Le problème fondamental aux Etats-Unis n’est pas le racisme, ce ne sont pas les Blancs qui détestent leurs voisins noirs, ou l’inverse. Ça, c’est la présentation mensongère des médiasmensonges qui effectivement essayent de détourner le véritable problème vertical vers un conflit horizontal, et comme nos intentions et pensées ont une légère tendance à créer la réalité, au final, c’est ce qui pourrait arriver…

Le véritable problème, c’est que leurs flics ne sont guère plus que des thugs en uniforme qui se croient tout permi car ils sont une sorte de milice officieuse de l’oligarchie qui piétine nuit et jour la Constitution, et qui veut mener ce pays vers un Etat policier. D’ailleurs, il y a plus de Blancs que de Noirs tués par la police aux Etats-Unis: http://www.washingtontimes.com/news/2015/apr/21/police-kill-more-whites-than-blacks-but-minority-d/

Si la Vérité est tordue, ce n’est évidemment pas dans notre intérêt à tous…

      20 Juil 2016 15h41

    Comme la France.La vérité elle est pas tordue c’est juste que des gens n’ont pas compris ou ferment les yeux.

      adi
      24 Juil 2016 01h48

    Fondamentalement je suis d’accord avec toi à part sur la question des flic,

    les policiers où qu’ils soient dans le monde subissent un endoctrinement qui s’assimile à un formatage psychologique, il en fait des instruments déresponsabilisés aux quasi plein pouvoirs (surtout aux states), des instruments capable d’obéir aveuglément sous couvert d’obéir aux ordres.

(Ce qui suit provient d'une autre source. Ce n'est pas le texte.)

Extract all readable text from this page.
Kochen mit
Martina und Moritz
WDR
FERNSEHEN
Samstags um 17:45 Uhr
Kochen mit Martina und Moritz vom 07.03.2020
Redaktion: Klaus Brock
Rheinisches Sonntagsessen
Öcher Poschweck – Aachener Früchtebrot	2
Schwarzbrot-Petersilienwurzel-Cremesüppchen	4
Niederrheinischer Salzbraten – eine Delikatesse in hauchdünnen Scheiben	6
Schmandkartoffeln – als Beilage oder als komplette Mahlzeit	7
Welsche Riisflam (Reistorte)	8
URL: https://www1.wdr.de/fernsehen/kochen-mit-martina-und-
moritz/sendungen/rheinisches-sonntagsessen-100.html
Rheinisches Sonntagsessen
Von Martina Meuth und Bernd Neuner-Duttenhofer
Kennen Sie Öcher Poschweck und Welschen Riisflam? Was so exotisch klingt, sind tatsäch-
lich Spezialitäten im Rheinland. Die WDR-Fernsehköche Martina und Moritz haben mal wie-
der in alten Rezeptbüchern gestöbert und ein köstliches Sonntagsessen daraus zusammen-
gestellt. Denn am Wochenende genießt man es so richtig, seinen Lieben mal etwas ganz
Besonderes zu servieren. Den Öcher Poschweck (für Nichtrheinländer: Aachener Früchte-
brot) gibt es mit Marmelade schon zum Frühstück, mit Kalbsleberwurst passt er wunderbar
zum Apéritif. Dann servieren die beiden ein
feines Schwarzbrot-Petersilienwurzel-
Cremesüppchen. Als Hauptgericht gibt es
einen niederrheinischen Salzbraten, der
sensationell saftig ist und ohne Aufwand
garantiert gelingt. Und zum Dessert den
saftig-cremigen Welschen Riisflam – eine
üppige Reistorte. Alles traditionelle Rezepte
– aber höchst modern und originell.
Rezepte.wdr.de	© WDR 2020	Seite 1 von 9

    Or lorsqu’on donne des pouvoirs disproportionnés à des gens irresponsables et sous éduqués (mais même éduqués…) on observe immanquablement des abus, comme aucun changement dans leur formation n’est observé et qu’ils ne sont généralement pas punis pour leur travers, le phénomène, augmenté pas le sentiment d’impunité dont ils jouissent ne fait qu’empirer.

    C’est le manque d’actions correctives consécutives aux abus répétés, qui est la meilleure preuve que ces comportements correspondent à ce qui est souhaité par leurs dirigeants.